Evo Morales, 1er président aymara de l’histoire, est réélu à la tête de la Bolivie pour 5 ans. Ancien syndicaliste cocalero, il est arrivé au pouvoir en 2006, après avoir été porté par 54 % des voix dès le premier tour - score inédit en Bolivie- et conforté dans son action politique grâce à un référendum révocatoire de mi-mandat, où il fut appelé à rester avec 67 % des voix. Depuis son arrivée au pouvoir, Morales s’est fait l’allié des défavorisés ruraux et des laissés-pour-compte urbains de la société bolivienne...
La Bolivie est aujourd’hui divisée en deux zones socio-économiques et ethniques bien distinctes : d’une part la media luna - qui regroupe cinq départements sécessionnistes de l’Est - représentant les basses terres, véritable poumon économique du pays, et d’autre part la partie andine, concentrée en populations indigènes soumises à une grande pauvreté. Cette forte division sociale et ethnique du pays, ancrée au coeur d’une intense discrimination qui a frôlé la guerre civile en 2008, se traduit au niveau politique par la dichotomie entre le discours du MAS (Movimiento al Socialismo), appuyant Morales, partisan d’une plus forte visibilité politique des indigènes, et l’opposition ultra-libérale, qui défend les intérêts de l’élite « blanche » bolivienne.
Dans le discours actuel, le MAS appuie son action sociale envers les plus démunis, notamment à travers l’octroi de bons pour l’éducation ou encore en faveur des personnes âgées.
La campagne de l’opposition, très agressive, s’est plutôt concentrée sur les dénonciations en tout genre, et focalisée sur la figure de Morales, qu’elle accuse de vouloir se perpétuer à la présidence.
De nouveaux éléments déterminants pour ces élections
Par exemple, la nouvelle liste électorale basée sur le dernier recensement. C’était un point central pour l’opposition, qui accusait le gouvernement d’utiliser une liste erronée et non fiable. Au total, on compte donc plus de 5 millions de votants, ce qui représente une hausse exceptionnelle par rapport à la liste électorale de janvier 2009 où il y en avait moins de 4 millions, soit 30 % d’électeurs en plus. Cette augmentation substantielle introduisait bien évidemment un élément d’incertitude et de surprise potentielle pour ces résultats.

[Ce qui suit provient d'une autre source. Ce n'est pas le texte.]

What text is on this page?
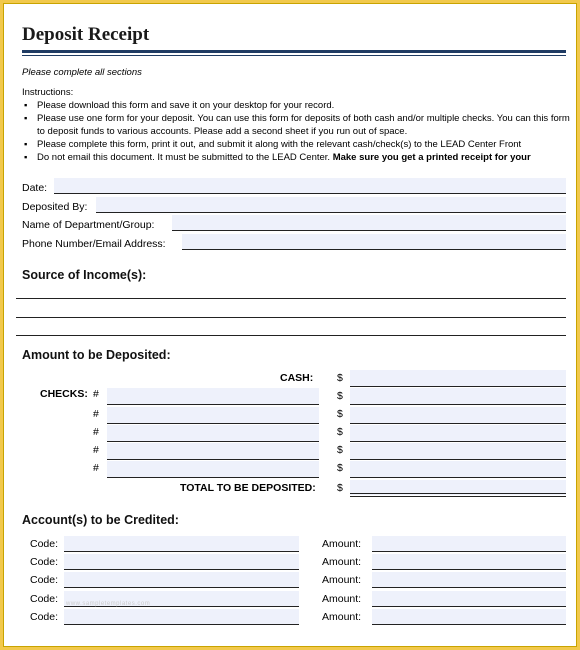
Deposit Receipt
Please complete all sections
Instructions:
▪ Please download this form and save it on your desktop for your record.
▪ Please use one form for your deposit. You can use this form for deposits of both cash and/or multiple checks. You can this form to deposit funds to various accounts. Please add a second sheet if you run out of space.
▪ Please complete this form, print it out, and submit it along with the relevant cash/check(s) to the LEAD Center Front
▪ Do not email this document. It must be submitted to the LEAD Center. Make sure you get a printed receipt for your
Date:
Deposited By:
Name of Department/Group:
Phone Number/Email Address:
Source of Income(s):
Amount to be Deposited:
CASH: $
CHECKS: #	$
#	$
#	$
#	$
#	$
TOTAL TO BE DEPOSITED: $
Account(s) to be Credited:
Code:	Amount:
Code:	Amount:
Code:	Amount:
Code: www.sampletemplates.com	Amount:
Code:	Amount:
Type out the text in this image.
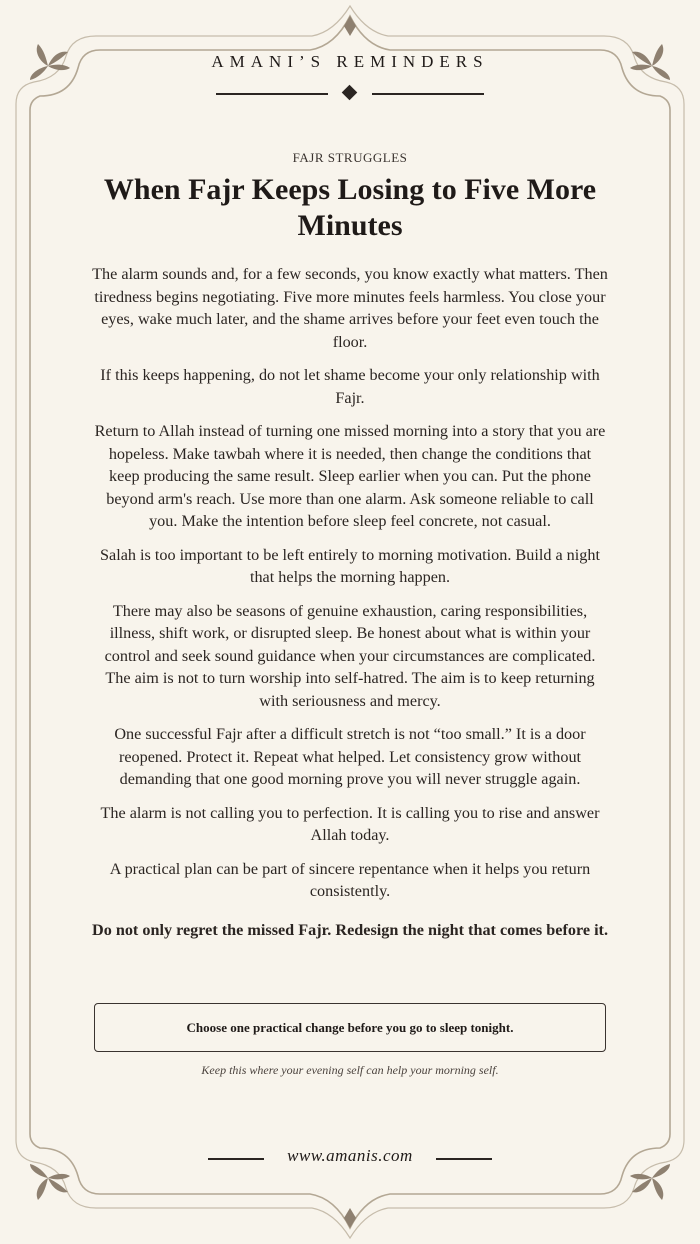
AMANI’S REMINDERS
FAJR STRUGGLES
When Fajr Keeps Losing to Five More Minutes

The alarm sounds and, for a few seconds, you know exactly what matters. Then tiredness begins negotiating. Five more minutes feels harmless. You close your eyes, wake much later, and the shame arrives before your feet even touch the floor.

If this keeps happening, do not let shame become your only relationship with Fajr.

Return to Allah instead of turning one missed morning into a story that you are hopeless. Make tawbah where it is needed, then change the conditions that keep producing the same result. Sleep earlier when you can. Put the phone beyond arm's reach. Use more than one alarm. Ask someone reliable to call you. Make the intention before sleep feel concrete, not casual.

Salah is too important to be left entirely to morning motivation. Build a night that helps the morning happen.

There may also be seasons of genuine exhaustion, caring responsibilities, illness, shift work, or disrupted sleep. Be honest about what is within your control and seek sound guidance when your circumstances are complicated. The aim is not to turn worship into self-hatred. The aim is to keep returning with seriousness and mercy.

One successful Fajr after a difficult stretch is not “too small.” It is a door reopened. Protect it. Repeat what helped. Let consistency grow without demanding that one good morning prove you will never struggle again.

The alarm is not calling you to perfection. It is calling you to rise and answer Allah today.

A practical plan can be part of sincere repentance when it helps you return consistently.

Do not only regret the missed Fajr. Redesign the night that comes before it.

Choose one practical change before you go to sleep tonight.
Keep this where your evening self can help your morning self.
www.amanis.com
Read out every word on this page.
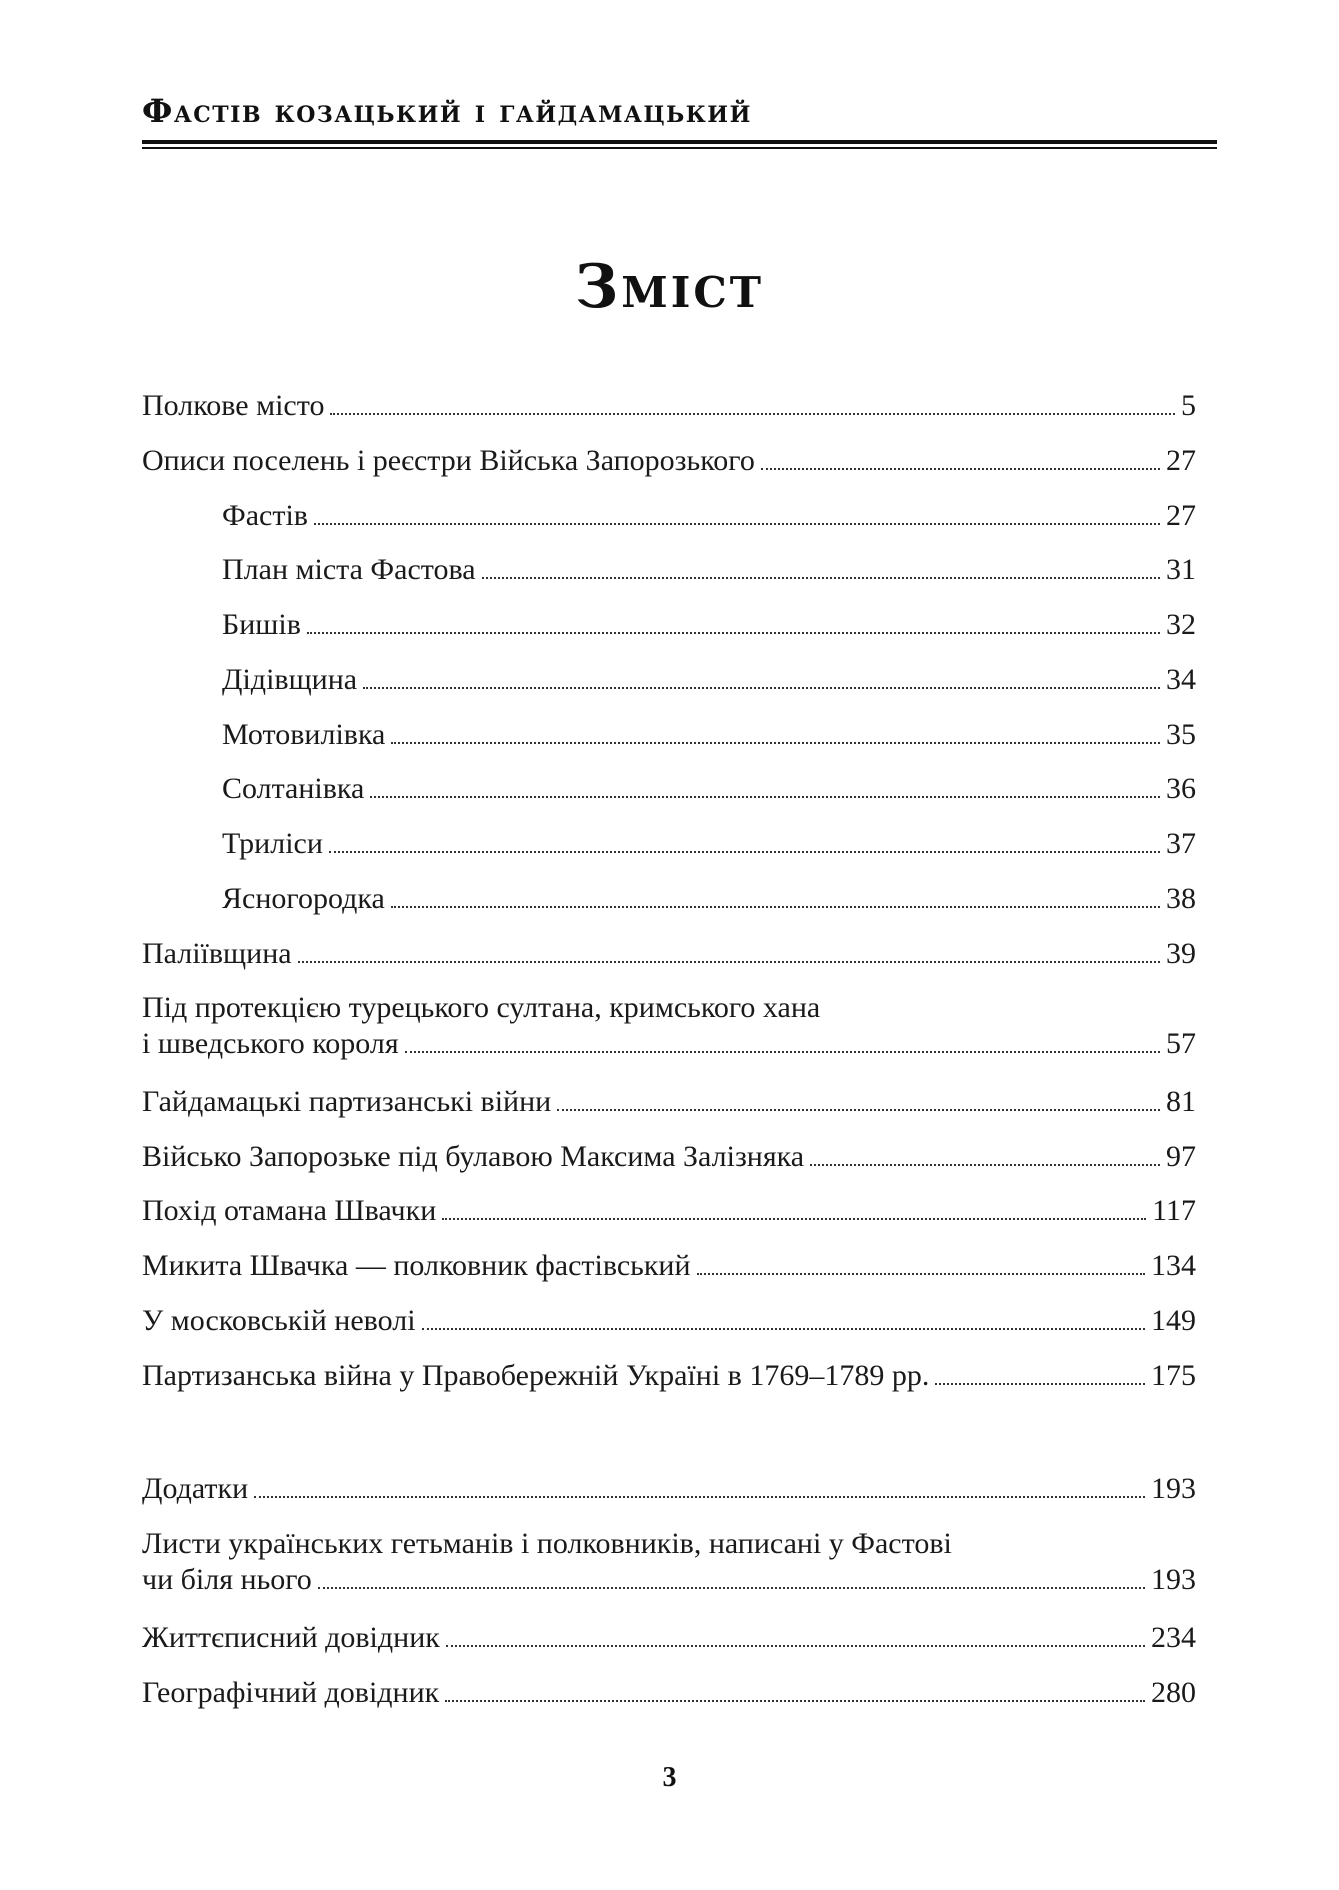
Фастів козацький і гайдамацький
Зміст
Полкове місто	5
Описи поселень і реєстри Війська Запорозького	27
Фастів	27
План міста Фастова	31
Бишів	32
Дідівщина	34
Мотовилівка	35
Солтанівка	36
Триліси	37
Ясногородка	38
Паліївщина	39
Під протекцією турецького султана, кримського хана
і шведського короля	57
Гайдамацькі партизанські війни	81
Військо Запорозьке під булавою Максима Залізняка	97
Похід отамана Швачки	117
Микита Швачка — полковник фастівський	134
У московській неволі	149
Партизанська війна у Правобережній Україні в 1769–1789 рр.	175
Додатки	193
Листи українських гетьманів і полковників, написані у Фастові
чи біля нього	193
Життєписний довідник	234
Географічний довідник	280
3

Le vote migrant était une autre donnée cruciale de ces élections : pour la première fois les émigrés boliviens ont pu voter, ce qui irrite l’opposition au MAS. En effet, l’état possède de nombreux appuis concentrés dans les secteurs les moins favorisés de la société bolivienne, notamment représentée par l’émigration économique, en Espagne, Argentine, Brésil et Etats-Unis. On comprend alors pourquoi le MAS a tout fait pour impulser la possibilité de vote depuis l’extérieur. Le vote migrant n’est pas à prendre à la légère dans un pays où l’émigration est estimée à 2 millions de personnes sur une population totale de 9 millions. En ce qui concerne ces comices, le vote migrant représente 3,4 % des votants, une importance fondamentale pour les partisans d’Evo Morales.
Quels enjeux ?
Pour Morales, l’enjeu était de se faire élire dès le 1er tour, et d’obtenir quelques appuis additionnels dans l’Oriente, zone d’opposition affichée, afin d’atteindre la majorité non seulement au Congrès, déjà acquis à la cause du MAS, mais surtout au Sénat, où l’opposition lui restait hostile. L’augmentation du nombre de sénateurs par région, qui passe de 3 à 4, a sûrement joué un rôle pour aider Morales à remplir son pari : il est finalement élu dès le 1er tour avec plus de 63 % des voix, et a remporté la majorité au Sénat (25 sièges sur 36). En gagnant les deux-tiers des sièges de la prochaine assemblée législative plurinationale, Morales se laisse le champ libre pour appliquer sa constitution socialiste sans blocage possible de la droite. Il faudra voir si l’opposition reste silencieuse lors des prochaines réformes, en respectant la décision populaire nationale.
Afin de mieux s’implanter dans l’Oriente, le MAS a mis en œuvre une nouvelle stratégie politique visant à organiser un régionalisme favorable au gouvernement national, par exemple en remplaçant le préfet de Pando par un gouverneur militaire sensible à l’idéologie moraliste. Dans la même logique, de nombreuses terres du Chaco ont été concédées à des émigrés de la zone andine, pro-MAS. Malgré ces efforts, Morales n’a pas remporté l’adhésion du peuple dans les trois régions les plus conservatrices, Beni, Pando, et surtout Santa Cruz, où il a été battu par la droite.
Il reste néanmoins l’idole du peuple dans les Andes, où il a été élu haut la main, comme à la Paz, où son score atteint les 77 %.